Many Blazers remember his style.

"I'm pretty sure that at times somebody wanted to beat up P.J.," Trent told the Newark Star-Ledger. "It's just his coaching style. . . . But just because a man has authority over you, you can't abuse it, either."

Added Kenny Anderson: "Being with P.J. for a year, I know how he gets under your skin at times with his yelling and his swearing. You just have to somehow - underline somehow - hold your composure. Sometimes it doesn't work."

Made Seton Hall a contender

Before moving to the NBA, Carlesimo had turned Seton Hall into a national contender with Jersey boys and foreign-born players, even surviving in 1988 an editorial in the student newspaper that called for his removal.

When Carlesimo took Seton Hall, a Catholic school of about 9,400 students, to the 1989 NCAA championship game, he was in demand and his coaching style was not in question. He turned down an offer to coach at Kentucky. He coached the U.S. team in the 1990 World Basketball Championships and was Chuck Daly's assistant on the original Dream Team in 1992.

"People forget, P.J. was picked (for the Dream Team) because of his personality," said Connecticut Coach Jim Calhoun, one of Carlesimo's best friends from the Big East Conference. "People knew Peej was a great person. He's like everybody's older brother."

"I can't think of a more unifying guy in coaching than P.J.," Calhoun said.

Integrity goes with job

A theme that runs through interviews with former Carlesimo assistants - Brown; Rod Baker, a former UC-Irvine head coach now assisting at Cincinnati; Chris Hamburger, head coach at Kean College of New Jersey; and John Carroll, a Boston Celtic assistant - is that Carlesimo believes there is an integrity that comes with being a basketball coach.

They are putting together pieces of the Sprewell-Carlesimo incident from afar and have many of the same questions and concerns. Most are questions that Carlesimo and Sprewell have been unwilling to answer because of pending litigation.

They wonder why Carlesimo and his coaching style seem to be on trial, though even Carlesimo concedes "that was inevitable."

"I never thought high-intensity was a minus," Baker said.

They have read that Carlesimo provoked Sprewell during practice by telling him to put some zip on his passes.
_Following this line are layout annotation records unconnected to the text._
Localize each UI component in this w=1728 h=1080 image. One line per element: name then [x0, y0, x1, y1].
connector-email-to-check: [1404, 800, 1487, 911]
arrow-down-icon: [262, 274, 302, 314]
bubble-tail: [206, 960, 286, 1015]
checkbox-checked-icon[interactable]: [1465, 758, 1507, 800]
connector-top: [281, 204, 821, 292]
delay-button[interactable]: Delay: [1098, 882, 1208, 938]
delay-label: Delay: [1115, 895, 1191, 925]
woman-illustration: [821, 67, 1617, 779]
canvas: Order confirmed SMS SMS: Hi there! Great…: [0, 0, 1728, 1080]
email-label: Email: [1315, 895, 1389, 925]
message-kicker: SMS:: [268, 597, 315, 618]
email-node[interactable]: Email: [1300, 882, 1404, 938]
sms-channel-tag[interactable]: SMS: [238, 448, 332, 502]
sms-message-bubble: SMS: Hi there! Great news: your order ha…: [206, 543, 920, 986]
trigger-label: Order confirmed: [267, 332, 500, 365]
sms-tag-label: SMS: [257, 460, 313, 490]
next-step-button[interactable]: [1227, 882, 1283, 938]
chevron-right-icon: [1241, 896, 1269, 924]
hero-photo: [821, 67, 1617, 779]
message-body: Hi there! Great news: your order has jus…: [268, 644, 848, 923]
A lot of lazy passes probably were made by a bad Warrior team, they figure, tailing away from outstretched hands and leading to turnovers.

"That's probably happened 100 times for them," Hamburger said.

They say they have noticed Carlesimo's adjustment to the NBA and that he is a much easier-going version of who he was at Seton Hall.

Carroll even wondered aloud if, by definition, Carlesimo could be called a screamer.

"Yell and scream, to me, is like Bob Knight," Carroll said. "There's a difference between a guy who yells and screams and a guy who picks his spots. Would (Carlesimo) yell and scream at a player who was late to practice 45 times? Wouldn't you?

"There's a method behind his madness. He's not a madman."

He `coaches with passion'

Former Seton Hall players Gaze and Danny Hurley said they thought Carlesimo's temperament was best-suited for the college game.

"He's definitely a yeller," said Hurley, a Rutgers assistant. "(But) I don't think there was ever even an incident of a guy talking back (at Seton Hall). He would throw Terry Dehere or Jerry Walker out of practice now and then, but I don't remember anyone ever talking back."

Hurley also recalls times when Carlesimo would be moved to tears by a performance and credits Carlesimo for helping him through his junior season, when Hurley took a leave of absence from the team after his brother Bobby's automobile accident.

Gaze also came to appreciate Carlesimo.

"My initial perception of P.J. certainly changed, from someone who is emotional and sometimes abusive to someone who coached with a passion," Gaze said. "When all is said and done, outside of my family, nobody cared for me more than he did."